Challenging pop culture narratives around the Midwest has also been key to his writing and acting work. Last year, Hearon unveiled his most substantive acting role to date in Sweethearts. Written by Dan Brier and Jordan Weiss and directed by the latter, the HBO Max movie chiefly follows two longtime best friends and college freshmen (Kiernan Shipka and Nico Hiraga) who make a plan to dump their suffocating high school sweethearts over Thanksgiving break (while also navigating their own will-they-or-won’t-they tension). Hearon, though, nearly walks away with the film as their newly out pal Palmer, who confronts his own elitism about his hometown as he discovers a thriving queer community far away from the bubbles of New York and Los Angeles.
“It really almost identically mapped my journey of coming out and being really pretentious and talking sh*t on where you’re from in order to feel bigger than that place and take back the power,” he says. A lot of young queer people dream of a Romy and Michele-style look-at-me-now victory lap — but when you finally achieve success, Hearon says, your old outsider gripes give way to gratitude.
That’s how he feels about the upcoming Devil Wears Prada sequel he’s been filming in New York alongside Meryl Streep, Stanley Tucci, and Anne Hathaway. “I could cry talking about it because it’s really nuts,” he says. “There aren’t a million gay guys working in front of the camera, despite the idea that Hollywood is this big gay place. You don’t get a million chances. And if you’re fat, that’s a whole other thing that you have to contend with in Hollywood. I just felt like Dan and Jordan and Colin Trevorrow and Lilly Wachowski and Ally Pankiw, the directors and creators who gave me my first shots at actually trying stuff, are the whole reason that I get to do any of this, that I get to be in The Devil Wears Prada. It’s a direct result of them taking a chance on me when I wasn’t a sure bet.”
“If I have a great day, then I had a great day. If I had a bad day, then I had material.”
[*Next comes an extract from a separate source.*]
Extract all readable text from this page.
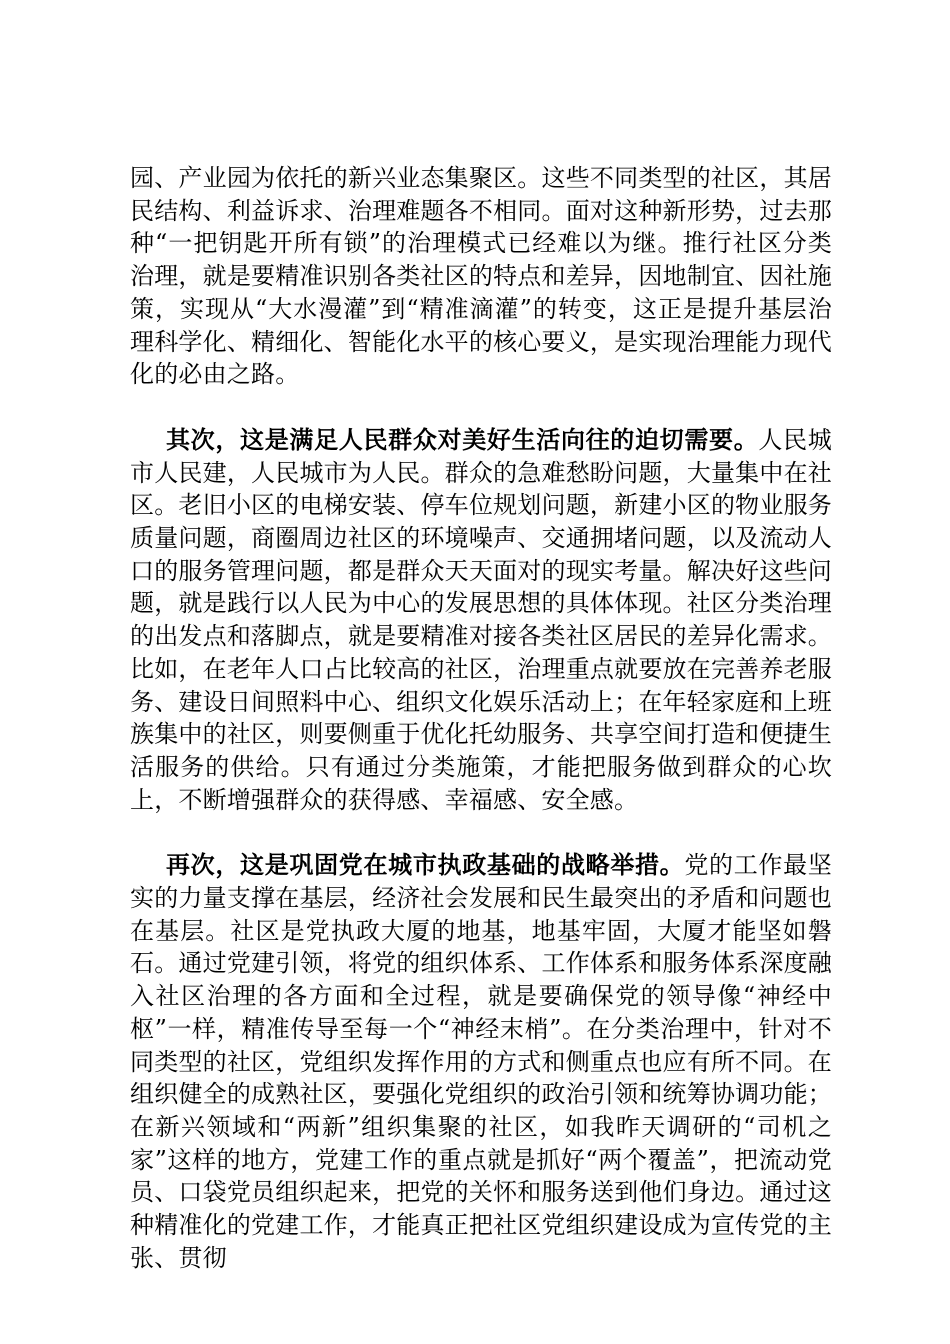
园、产业园为依托的新兴业态集聚区。这些不同类型的社区，其居民结构、利益诉求、治理难题各不相同。面对这种新形势，过去那种“一把钥匙开所有锁”的治理模式已经难以为继。推行社区分类治理，就是要精准识别各类社区的特点和差异，因地制宜、因社施策，实现从“大水漫灌”到“精准滴灌”的转变，这正是提升基层治理科学化、精细化、智能化水平的核心要义，是实现治理能力现代化的必由之路。

其次，这是满足人民群众对美好生活向往的迫切需要。人民城市人民建，人民城市为人民。群众的急难愁盼问题，大量集中在社区。老旧小区的电梯安装、停车位规划问题，新建小区的物业服务质量问题，商圈周边社区的环境噪声、交通拥堵问题，以及流动人口的服务管理问题，都是群众天天面对的现实考量。解决好这些问题，就是践行以人民为中心的发展思想的具体体现。社区分类治理的出发点和落脚点，就是要精准对接各类社区居民的差异化需求。比如，在老年人口占比较高的社区，治理重点就要放在完善养老服务、建设日间照料中心、组织文化娱乐活动上；在年轻家庭和上班族集中的社区，则要侧重于优化托幼服务、共享空间打造和便捷生活服务的供给。只有通过分类施策，才能把服务做到群众的心坎上，不断增强群众的获得感、幸福感、安全感。

再次，这是巩固党在城市执政基础的战略举措。党的工作最坚实的力量支撑在基层，经济社会发展和民生最突出的矛盾和问题也在基层。社区是党执政大厦的地基，地基牢固，大厦才能坚如磐石。通过党建引领，将党的组织体系、工作体系和服务体系深度融入社区治理的各方面和全过程，就是要确保党的领导像“神经中枢”一样，精准传导至每一个“神经末梢”。在分类治理中，针对不同类型的社区，党组织发挥作用的方式和侧重点也应有所不同。在组织健全的成熟社区，要强化党组织的政治引领和统筹协调功能；在新兴领域和“两新”组织集聚的社区，如我昨天调研的“司机之家”这样的地方，党建工作的重点就是抓好“两个覆盖”，把流动党员、口袋党员组织起来，把党的关怀和服务送到他们身边。通过这种精准化的党建工作，才能真正把社区党组织建设成为宣传党的主张、贯彻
Hearon is as much of a fan of the original as anybody — though he rejects the popular sentiment that Adrian Grenier’s boyfriend character is the film’s real villain. “It’s been very boiled down to ‘Actually, it’s the man who sucks!’” Hearon says. “To me, he was the voice of reason. She was changing. She was becoming someone she didn’t like. She was dressing differently and talking about herself differently and starting to care about things she had never valued prior to that.” And while Hearon can’t say much about the exact role he’s playing, he promises that Devil die-hards won’t be disappointed. “I was shocked by how much I loved it,” he says. “I think fans of the original movie will, genuinely, actually from my soul, be happy with where we meet all these characters in their life and how it all plays out.”
The other day, Hearon was on set, waiting to be called for a scene, when the trailer for Model Comedian dropped. His phone was blowing up with congratulatory texts and pictures of the billboards that had gone up. “I just was like, ‘This is f*cking insane.’ It feels unbelievable to me,” he says. It’s the kind of moment that, just a few years ago, he might have written off as too fleeting to be worth appreciating. “A thing I often think about is: Don’t be too cool or too smart or too busy to have a nice time. Stop and recognize the corny, cringe little things that can make you feel happy if you just let them.”
Before I leave, he hands me a packet of rainbow-colored Sharpies and insists I sign the pillar in the studio that all future guests will sign. I grab the magenta one, ready to participate in a little joy.